The challenge is obvious. Enemies are enemies for a reason, and whatever such reason is usually not unmerited. It is worth observing that Jesus does not necessarily command us to make our enemies friends. He does, however, command us to love even those who remain enemies. Because here, in our love for our enemies, the gospel of grace shines most brightly.

Perhaps at the cost of sacrificial love we settle for a sort of pseudo-love – a love that never lives up to its confession. If I say I love my enemy but grow bitter with every thought of them, have no charitable feeling toward them, and no sincere desire for their well-being, I simply do not love them. I have qualified the term love beyond recognition. I have sanctified my bitterness and developed a pseudo-love theology to justify it.
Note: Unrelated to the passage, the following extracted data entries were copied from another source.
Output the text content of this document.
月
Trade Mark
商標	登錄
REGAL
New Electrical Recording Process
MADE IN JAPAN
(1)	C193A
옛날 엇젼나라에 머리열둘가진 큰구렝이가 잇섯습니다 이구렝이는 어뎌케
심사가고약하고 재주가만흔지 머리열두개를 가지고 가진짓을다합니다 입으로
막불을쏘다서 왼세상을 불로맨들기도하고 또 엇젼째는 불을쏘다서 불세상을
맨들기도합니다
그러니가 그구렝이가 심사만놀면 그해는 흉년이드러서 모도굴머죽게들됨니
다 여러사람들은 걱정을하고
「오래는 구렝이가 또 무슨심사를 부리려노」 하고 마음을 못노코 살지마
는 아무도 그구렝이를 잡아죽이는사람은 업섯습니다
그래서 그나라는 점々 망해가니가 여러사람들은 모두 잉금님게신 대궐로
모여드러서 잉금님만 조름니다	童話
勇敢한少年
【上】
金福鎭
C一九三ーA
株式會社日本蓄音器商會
Sacrificial love, on the other hand, counts the cost of obedience and obeys anyway. Sacrificial love frees us from the malaise of a sin-sick heart. It deepens our experience of God’s love and shapes us in godliness as we walk our pilgrim way. It acknowledges the beautiful Christian truth that God’s commands are for our good and his glory. Jesus knows our proclivity for hatred – a burden too great for us to bear. Our gracious Shepherd-King, whose yoke is easy and whose burden is light, simply forbids us from trying to bear it.

Perhaps disobedience here causes problems everywhere. How much of my spiritual dysfunction rises from an unwillingness to embrace sacrificial love of my enemies? How different might this cultural moment look if the people of the living God obeyed his command to love their enemies? If love covers a multitude of sins, then surely lovelessness is the root of many more.

This sort of sacrificial love of enemies is good, yes, but we must also remember that it’s possible. Jesus commands us to love our enemies and graciously supplies us with the grace and strength to do it. He has not left us without a Helper who graciously supplies us with other-worldly grace and strength.

As a pastor of a local church, I am often asked: What can I do for the church? Given our needs at that particular moment I may say any number of things. I have learned, however, to always make one foundational request:

Think of that person in church who bothers you the most – the one whose Facebook posts drive you crazy, the one you try to avoid in the foyer, the one who is least like you and least compatible with you. Okay. Now that you have them in mind – commit to loving them. That is what the church needs from you. That is how our church can most effectively demonstrate the gospel that forms us.